Gördüğünüz son satırda bile koşmayı sevmeye çalışıyor yazarınız.
Yepyeni bir mecra
Aynı iş yerindeki insanlarla pandemide farklı bir boyuta geçildi. Eskiden uzaktan merhaba dediğiniz, bir iki toplantı dışında pek görmediğiniz bir sürü insanın şu anda çalışma odasını, mutfağını, salonunu ayrıntılarıyla biliyorsunuz.
Düzenli video görüşmeleri yapanlar arka plandaki en ufak değişikliği hemen fark ediyor. “Ooo! Yeni kitap gelmiş arkandaki rafa.” “Koltuğun yerini değiştirmişsin.” Büfenin üzerinde duran bitkiye ne oldu?” Karantinada hayatlar o kadar tekdüze ki el âlemin arka planını incelemek önemli bir eğlence.

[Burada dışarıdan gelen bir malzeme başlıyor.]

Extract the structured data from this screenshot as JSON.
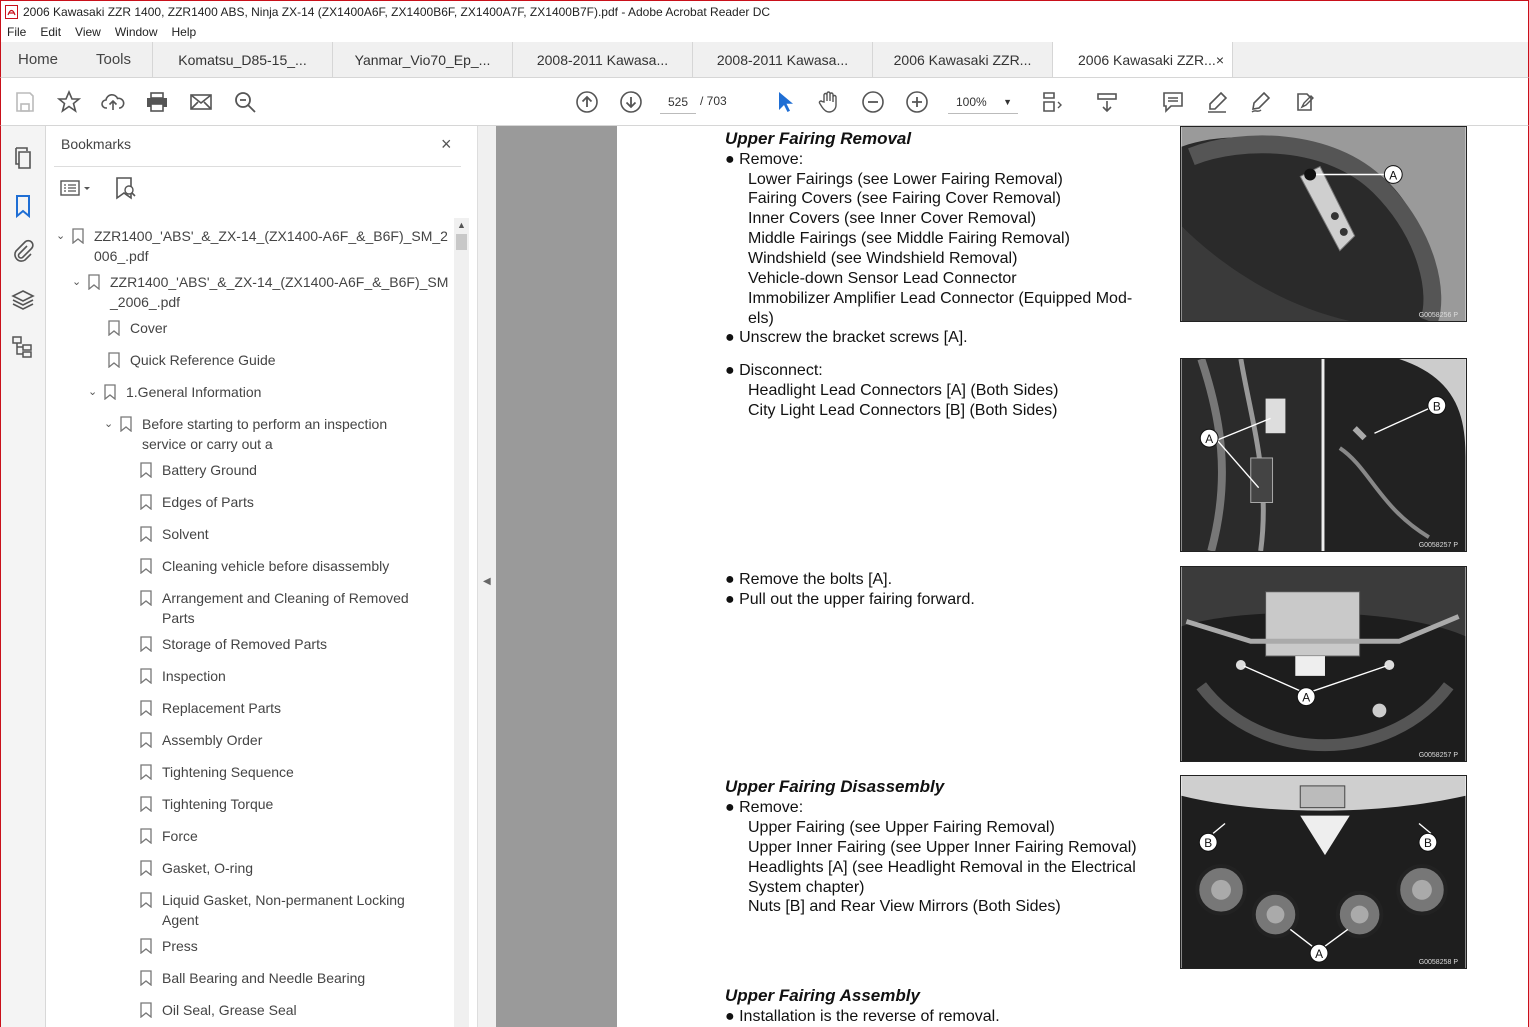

Geçenlerde bir arkadaş arka planına Guns N’Roses posteri koymuştu. Bayağı konuşuldu. Bu hafta call’da insanlar sevdikleri ya da dalgasını geçtikleri film karakterleriyle call’a girdiler. Önümüzdeki hafta hangi ilginçlik olabilir arka planda onu bekliyoruz. Bu iş böyle devam ederse yakında arka plana reklam almalar da gelir mi? Karantina halleri çerçevesinde ben hiç şaşırmam.